NewTuscia – ORTE – Nell’ambito dei festeggiamenti in onore di S. Antonio di Padova, patrono di Orte Scalo, la Pro Loco di Orte ha promosso domenica 13 giugno lo spostamento e l’inaugurazione della statua del Santo dei Miracoli dal piazzale del Collegio di San Bernardino, in stato di abbandono, presso i giardini antistanti la Stazione Ferroviaria di Orte in Piazza Papa Giovanni XXIII.

Lo spostamento della scultura eseguita dallo scultore francescano Padre Andrea Martini ha visto una fattiva collaborazione tra comune di Orte e ProLoco.

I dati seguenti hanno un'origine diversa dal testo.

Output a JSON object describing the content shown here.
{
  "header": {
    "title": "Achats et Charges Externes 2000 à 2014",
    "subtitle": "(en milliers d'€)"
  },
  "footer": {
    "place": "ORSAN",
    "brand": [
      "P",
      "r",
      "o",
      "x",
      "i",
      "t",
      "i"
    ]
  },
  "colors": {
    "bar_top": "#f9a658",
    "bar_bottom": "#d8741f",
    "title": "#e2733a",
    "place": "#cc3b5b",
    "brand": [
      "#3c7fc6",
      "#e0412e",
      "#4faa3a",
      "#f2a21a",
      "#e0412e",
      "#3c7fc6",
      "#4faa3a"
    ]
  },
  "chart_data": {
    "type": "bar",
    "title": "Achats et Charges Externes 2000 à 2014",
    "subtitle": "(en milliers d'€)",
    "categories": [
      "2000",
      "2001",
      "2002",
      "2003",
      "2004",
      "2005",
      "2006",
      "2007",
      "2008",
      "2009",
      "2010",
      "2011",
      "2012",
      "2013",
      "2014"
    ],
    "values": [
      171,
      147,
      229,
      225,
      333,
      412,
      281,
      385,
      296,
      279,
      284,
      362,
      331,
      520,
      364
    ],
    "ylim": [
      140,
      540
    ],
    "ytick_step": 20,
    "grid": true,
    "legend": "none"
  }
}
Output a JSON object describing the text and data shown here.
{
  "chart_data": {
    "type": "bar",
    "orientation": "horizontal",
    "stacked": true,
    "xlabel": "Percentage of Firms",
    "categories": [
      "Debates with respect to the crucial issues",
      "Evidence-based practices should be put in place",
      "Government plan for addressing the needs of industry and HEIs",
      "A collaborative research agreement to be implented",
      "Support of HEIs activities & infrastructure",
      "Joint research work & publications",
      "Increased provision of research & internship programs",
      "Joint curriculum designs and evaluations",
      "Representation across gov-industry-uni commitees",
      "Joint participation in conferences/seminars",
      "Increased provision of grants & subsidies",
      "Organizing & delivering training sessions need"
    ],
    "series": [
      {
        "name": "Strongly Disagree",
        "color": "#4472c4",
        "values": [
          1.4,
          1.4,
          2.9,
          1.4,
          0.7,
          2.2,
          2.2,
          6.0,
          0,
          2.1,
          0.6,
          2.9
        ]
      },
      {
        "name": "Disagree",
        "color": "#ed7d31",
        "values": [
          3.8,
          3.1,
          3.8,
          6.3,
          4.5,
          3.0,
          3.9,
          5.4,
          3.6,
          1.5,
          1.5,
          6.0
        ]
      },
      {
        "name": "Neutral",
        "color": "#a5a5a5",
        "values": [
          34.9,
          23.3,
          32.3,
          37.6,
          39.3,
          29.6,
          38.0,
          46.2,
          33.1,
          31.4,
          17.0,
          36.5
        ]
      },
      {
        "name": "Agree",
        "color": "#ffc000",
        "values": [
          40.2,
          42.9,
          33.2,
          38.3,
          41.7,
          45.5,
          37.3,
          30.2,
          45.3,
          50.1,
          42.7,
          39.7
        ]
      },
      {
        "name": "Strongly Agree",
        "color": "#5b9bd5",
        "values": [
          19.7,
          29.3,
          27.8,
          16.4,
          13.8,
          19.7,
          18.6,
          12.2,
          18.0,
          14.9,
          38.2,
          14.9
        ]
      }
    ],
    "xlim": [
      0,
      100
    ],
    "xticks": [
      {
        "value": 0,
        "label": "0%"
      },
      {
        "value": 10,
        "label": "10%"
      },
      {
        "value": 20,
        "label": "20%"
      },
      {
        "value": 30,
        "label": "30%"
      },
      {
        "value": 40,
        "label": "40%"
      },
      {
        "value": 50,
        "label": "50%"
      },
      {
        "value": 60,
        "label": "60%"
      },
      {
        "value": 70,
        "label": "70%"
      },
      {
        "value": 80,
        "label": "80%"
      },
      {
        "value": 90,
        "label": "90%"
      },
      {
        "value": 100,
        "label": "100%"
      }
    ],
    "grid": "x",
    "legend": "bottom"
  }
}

La  scelta dei giardini del piazzale della stazione ferroviaria e’ finalizzata a sensibilizzare chi transita dalla stazione ferroviaria alle realtà dello Spirito ed in particolare alla dedizione che  Sant’Antonio ed i francescani hanno da sempre offerto all’educazione dei ragazzi e dei giovani, effigiati nella statua in un abbraccio al Santo dei Miracoli.

Dopo il saluto del presidente della ProLoco Claudio Paolessi e del vice presidente  Moreno Marone, che ha eseguito materialmente i lavori di spostamento, il Padre provinciale Massimo Fusarelli ha Benedetto la statua di Sant’Antonio insieme a Padre Ausilio Tornambe’, alla presenza del parroco Don Giovanni Bazenguissa.

Moltissimi  fedeli hanno partecipato alla cerimonia in segno di devozione al patrono Sant’Antonio e di affetto per i francescani presenti ad Orte sin dal passaggio di San Francesco del 1209.

Un breve tratto biografico dello scultore Padre Andrea Martini. Padre Andrea Martini nacque a Castel Baronia, in provincia di Avellino il 05.03.1917 ed e’ scomparso a Roma nel 1996.

Fu iscritto all’anagrafe comunale e nei registri parrocchiali col nome di Giuseppe; si chiamò “ Padre Andrea “ nel 1940, quando venne ordinato sacerdote.

Sin  dalla tenera età dimostrò vocazione sia religiosa che artistica; infatti già da piccolo con la creta fabbricava altarini ed arredi sacri. Presto entrò nel seminario serafico di Orte in provincia di Viterbo e nel 1940 fu ordinato sacerdote dopo aver concluso con pieno merito gli studi classici e teologici.

Successivamente completò anche quelli artistici presso l’Accademia di Belle Arti di Roma.

Per arricchire ed approfondire la sua preparazione artistica e le sue già vaste conoscenze di pittura, scultura ed architettura Padre Andrea visitò assiduamente musei, gallerie e mostre e molto viaggiò, allo stesso fine in Europa, Africa e nelle Americhe.

Dal 1959 trovò fissa dimora nella pace del Convento di San Bartolomeo a Roma , all’isola Tiberina di Roma, iniziando una vastissima produzione artistica.

Tra le moltissime opere custodite all’Isola Tiberina e in molti siti italiani e internazionali, ricordiamo le tele  giovanili di San Francesco e la Madonna del Rosario nelle cappelle laterali della chiesa di Sant’Antonio in Orte Scalo e la scultura del Buon Pastore che campeggia il monumento sepolcrale di Padre Geremia Subiaco, primo parroco di Orte Scalo e di Fratel SImone Battisti.

Prevalente fu in padre Martini la sua dedizione alla scultura per il rinnovamento dell’arte sacra perché a lui fu congeniale, portando a termine centinaia di statue commissionate dall’Italia e dall’estero, per musei, importanti gallerie, edifici sacri o civili e da collezionisti privati.

L’artista Martini mostrò a livello nazionale ed internazionale una personalità ed una maturità artistica certamente inconfondibili e forse, per altri aspetti ,irripetibili.